Patient and family education plan (PF.4)
This plan should describe the organizationwide mechanisms for planning, supporting, and coordinating education activities and resources. The hospital should have a defined process for assessing educational needs, considerations, and barriers and fulfill these requirements in a collaborative, interdisciplinary fashion — don’t forget patient/family collaboration. Right now, the Joint Commission is focusing particularly on medication instruction and food/drug interactions, so be sure your plan describes these education systems.
Infection surveillance, prevention, and control plan (IC.1)
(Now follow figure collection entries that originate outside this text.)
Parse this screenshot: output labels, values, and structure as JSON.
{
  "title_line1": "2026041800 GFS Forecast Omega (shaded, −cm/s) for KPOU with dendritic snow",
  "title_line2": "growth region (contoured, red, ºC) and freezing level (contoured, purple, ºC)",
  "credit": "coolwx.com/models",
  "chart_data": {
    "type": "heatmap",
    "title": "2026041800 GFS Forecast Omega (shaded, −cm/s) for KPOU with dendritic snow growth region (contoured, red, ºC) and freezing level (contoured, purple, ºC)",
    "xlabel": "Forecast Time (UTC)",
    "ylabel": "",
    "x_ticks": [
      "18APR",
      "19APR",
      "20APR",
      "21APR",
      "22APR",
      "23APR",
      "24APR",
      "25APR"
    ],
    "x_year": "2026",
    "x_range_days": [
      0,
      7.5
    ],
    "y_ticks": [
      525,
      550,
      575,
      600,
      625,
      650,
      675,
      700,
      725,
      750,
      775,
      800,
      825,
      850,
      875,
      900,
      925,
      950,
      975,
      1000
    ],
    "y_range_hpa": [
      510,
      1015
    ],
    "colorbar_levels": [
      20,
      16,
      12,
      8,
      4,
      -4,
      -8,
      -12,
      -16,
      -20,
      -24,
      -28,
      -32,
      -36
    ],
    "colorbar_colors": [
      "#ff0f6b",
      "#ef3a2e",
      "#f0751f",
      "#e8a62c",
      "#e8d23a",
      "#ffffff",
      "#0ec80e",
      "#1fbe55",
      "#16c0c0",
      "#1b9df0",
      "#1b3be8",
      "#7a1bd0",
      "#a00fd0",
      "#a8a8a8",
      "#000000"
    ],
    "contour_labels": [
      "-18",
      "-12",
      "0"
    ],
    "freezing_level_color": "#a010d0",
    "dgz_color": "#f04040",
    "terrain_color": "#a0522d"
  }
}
This plan should describe the organization’s process for infection surveillance, prevention, and control. The role of the infection control committee should be detailed, as well as the responsibilities of the infection control practitioner. There should be evidence that the committee plays an active role in decision making and in determining appropriate/adequate resources for the program. Don’t forget to describe the consultative role of infection control practitioners in human resource issues (screening for employee infections, management of contagious diseases, etc.) and new construction (evaluating adequacy of ventilation systems, appropriateness of route of debris material removal, etc.). Be sure to also describe how the organization ensures that infection control activities comply with pertinent federal and state regulations.
Risk management plan
A risk management plan is not specifically required by the Joint Commission’s standards. It is considered to be one of the many components of an organization’s PI program, and, as such, the need for a plan is implied by the standards. A comprehensive risk management program consists of a risk identification/evaluation process, risk control measures, risk financing mechanisms, and an administrative function. The formal written statement should include a clear delineation of responsibility and accountability for all facets of the risk management program, to include:
• a statement of the risk management program objectives;
• a definition of the risk management process;
• indication of a periodic review by administration;
• person or group assigned the ultimate responsibility for program implementation and maintenance;
• how risk management activities are integrated with the organization’s overall PI program.